Les années 1820, 1830 et 1840 furent
marquées par le souci grandissant des
Anglais de voler des théiers chinois et le
savoir-faire nécessaire à la création de
plantations de thé en Inde et, ainsi, de se
débarrasser de la Chine, ce fournisseur
unique et peu coopératif.
Un major
écossais, Robert Bruce, découvrit dans la
jungle indienne de l'Assam, une tribu
préparant une boisson avec des arbres
immenses qui pouvaient être des théiers
sauvages. A sa mort son frère, Charles
Alexandre Bruce, commandant de la canonnière
Diana prit la relève. Il organisa des
plantations, défricha des hectares de jungle
hostile et utilisa, dans des conditions
dramatiques, une main d’œuvre exploitée. Il
fallut de nombreuses discussions pour
admettre que ces arbres géants étaient bel
et bien des théiers...d'un nouveau type: le
théier assamais.
Très vite
des plantations furent créées à Darjeeling,
dans le Cachar, le Sylhet, le Dooars, le
Terai, le Nilgiri...
Ils
envoyèrent par exemple, en 1848, le
botaniste Robert Fortune qui, déguisé en
Chinois, réussit à revenir de mission avec
85 ouvriers chinois et 20 000 plants.
A Ceylan
le thé remplace le café
Depuis 1825
Ceylan était très réputé pour son café mais,
de 1865 à 1890, les magnifiques plantations
de café, à Ceylan (actuel Sri Lanka), furent
détruites par une maladie des feuilles
provoquée par un petit champignon (l'Hemileia
Vastratix ou "la rouille du café").
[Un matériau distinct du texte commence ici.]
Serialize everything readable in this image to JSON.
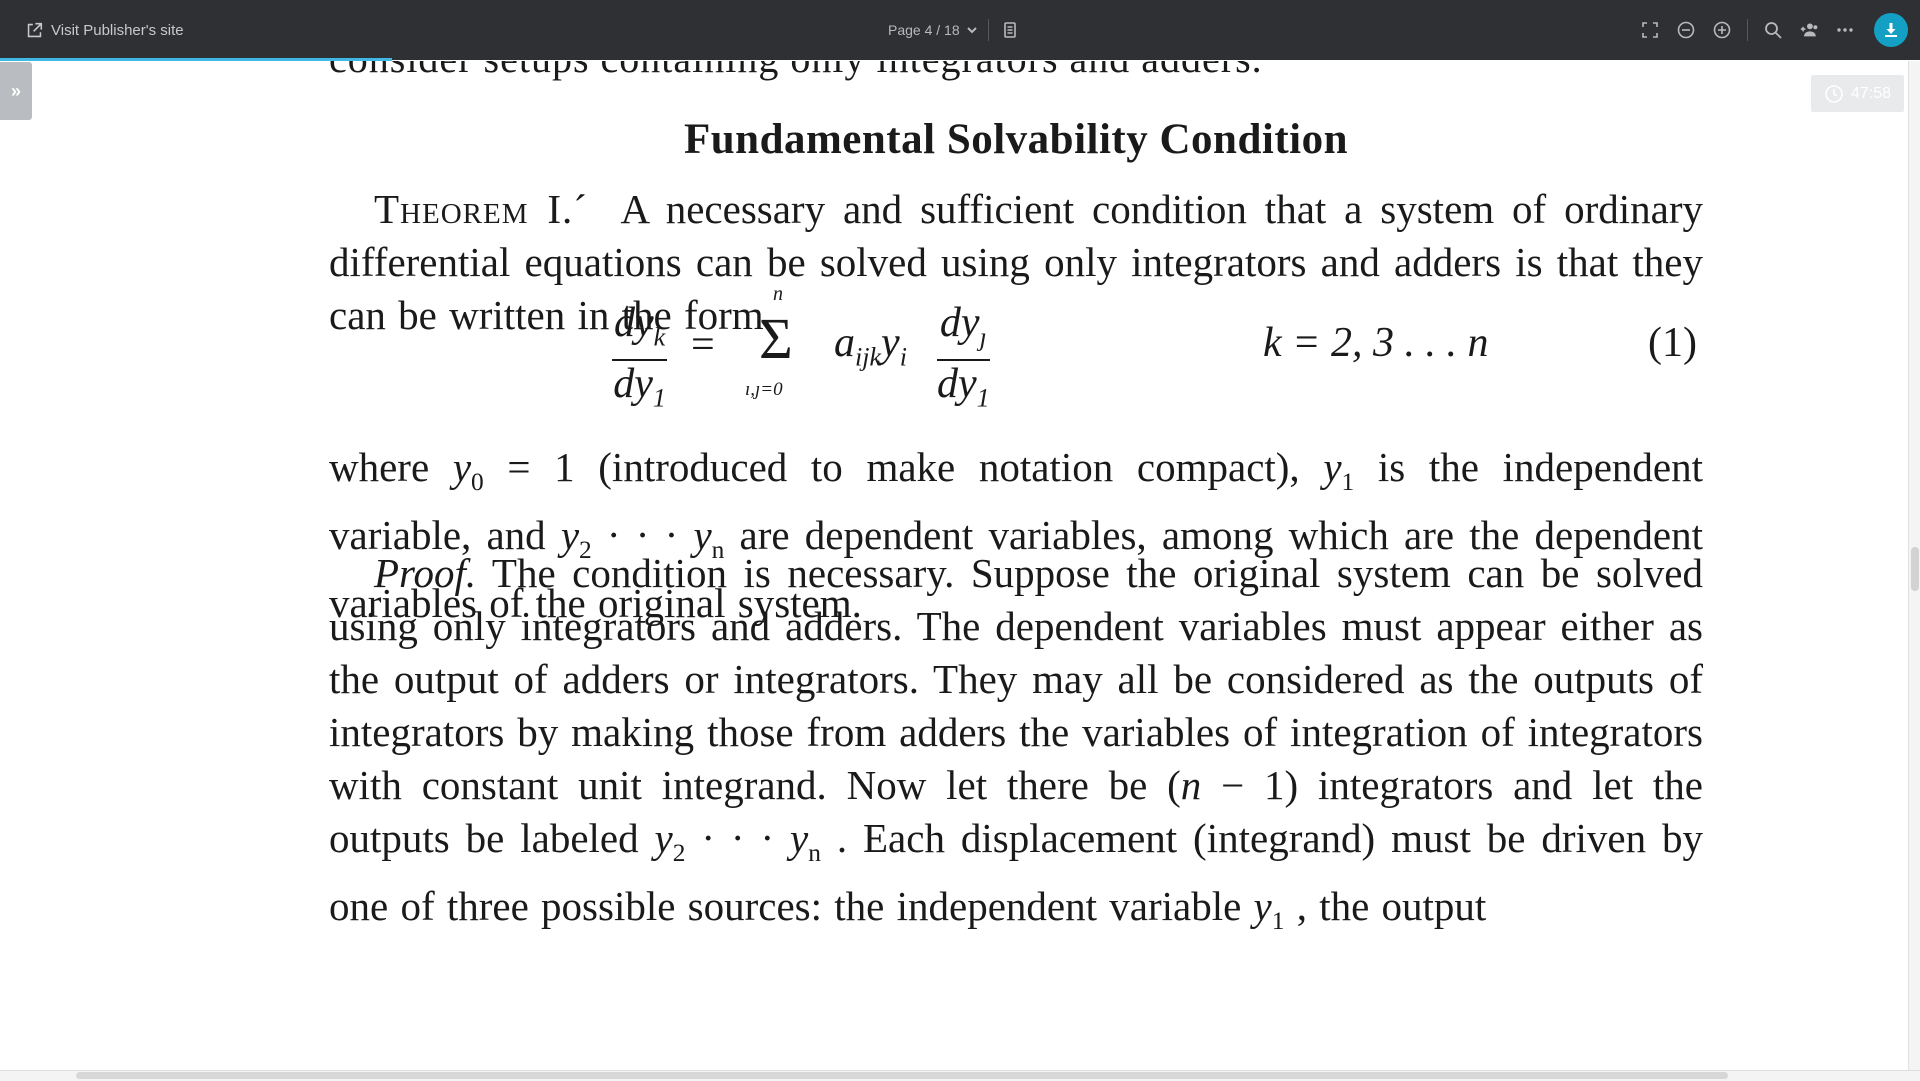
{
  "toolbar": {
    "publisher_link": "Visit Publisher's site",
    "page_indicator": "Page 4 / 18"
  },
  "timer": "47:58",
  "side_tab": "»",
  "icons": [
    "external-link-icon",
    "chevron-down-icon",
    "page-view-icon",
    "fullscreen-icon",
    "zoom-out-icon",
    "zoom-in-icon",
    "search-icon",
    "share-users-icon",
    "more-icon",
    "download-icon",
    "clock-icon"
  ],
  "colors": {
    "toolbar_bg": "#2e3033",
    "accent": "#14a0c4",
    "progress": "#3fb8e4"
  },
  "document": {
    "cut_line": "consider setups containing only integrators and adders.",
    "heading": "Fundamental Solvability Condition",
    "theorem_label": "Theorem I.",
    "theorem_tick": "´",
    "theorem_text": "A necessary and sufficient condition that a system of ordinary differential equations can be solved using only integrators and adders is that they can be written in the form",
    "equation": {
      "lhs_num": "dy",
      "lhs_num_sub": "k",
      "lhs_den": "dy",
      "lhs_den_sub": "1",
      "equals": "=",
      "sum_upper": "n",
      "sum_symbol": "Σ",
      "sum_lower": "ı,ȷ=0",
      "term": "a",
      "term_sub": "ijk",
      "term_y": "y",
      "term_y_sub": "i",
      "rhs_num": "dy",
      "rhs_num_sub": "ȷ",
      "rhs_den": "dy",
      "rhs_den_sub": "1",
      "condition": "k = 2, 3 . . . n",
      "number": "(1)"
    },
    "where_para": {
      "p1": "where ",
      "y0": "y",
      "y0_sub": "0",
      "p2": " = 1 (introduced to make notation compact), ",
      "y1": "y",
      "y1_sub": "1",
      "p3": " is the independent variable, and ",
      "y2": "y",
      "y2_sub": "2",
      "dots": " · · · ",
      "yn": "y",
      "yn_sub": "n",
      "p4": " are dependent variables, among which are the dependent variables of the original system."
    },
    "proof_para": {
      "label": "Proof.",
      "p1": " The condition is necessary. Suppose the original system can be solved using only integrators and adders. The dependent variables must appear either as the output of adders or integrators. They may all be considered as the outputs of integrators by making those from adders the variables of integration of integrators with constant unit integrand. Now let there be (",
      "n": "n",
      "p2": " − 1) integrators and let the outputs be labeled ",
      "y2": "y",
      "y2_sub": "2",
      "dots": " · · · ",
      "yn": "y",
      "yn_sub": "n",
      "p3": " . Each displacement (integrand) must be driven by one of three possible sources: the independent variable ",
      "y1": "y",
      "y1_sub": "1",
      "p4": " , the output"
    }
  }
}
James
Taylor, un homme qui quitta Londres à 17 ans
pour Ceylan, eut l'idée, vers 1860, de
planter dans le jardin où il travaillait,
Loolecondera, quelques graines de théiers.
Cette surface de 8 hectares, nommée "champ
7", fut un succès et peut être considéré
comme le premier ensemble de théiers
commerciaux de l'île. L'idée fut alors de
racheter les terres aux planteurs de
caféiers ruinés et d'y planter des théiers
afin de bâtir de nouvelles fortunes. C'est
ce que fit l'Irlandais Thomas Lipton qui, à
le recherche de bons investissements, acheta
des plantations. Il avait un sens de la
réclame et du "marketing" si développé, à
l'époque, qu'on en oublia que sur les 153
800 hectares de thé de Ceylan il n'en
possédait pas plus de 2 230! Quant à notre
ingénieux et valeureux James Taylor il fut
chassé de Loolecondera, où il y avait
travaillé sa vie durant, lorsque le jardin
fut racheté par la Banque orientale
anglaise. Usé, misérable, atteint de
dysenterie à l'âge de 57 ans, il mourut de
chagrin le 2 mai 1892, sans avoir le temps
d'apprendre que le thé de Ceylan devait être
l'une des grandes vedettes de l'Exposition
universelle de Chicago, un an plus tard.
Dès 1887,
les importations en provenance des colonies
anglaises devinrent plus importantes que
celles venant de Chine. L’Angleterre cessa
enfin de dépendre de cet empire du Milieu
décidément si peu coopératif avec le
" libéralisme " anglais.
Des
théiers aux semelles de vent…
Depuis,
encouragé par ces précédents, le théier a
rayonné dans le monde entier (ou presque).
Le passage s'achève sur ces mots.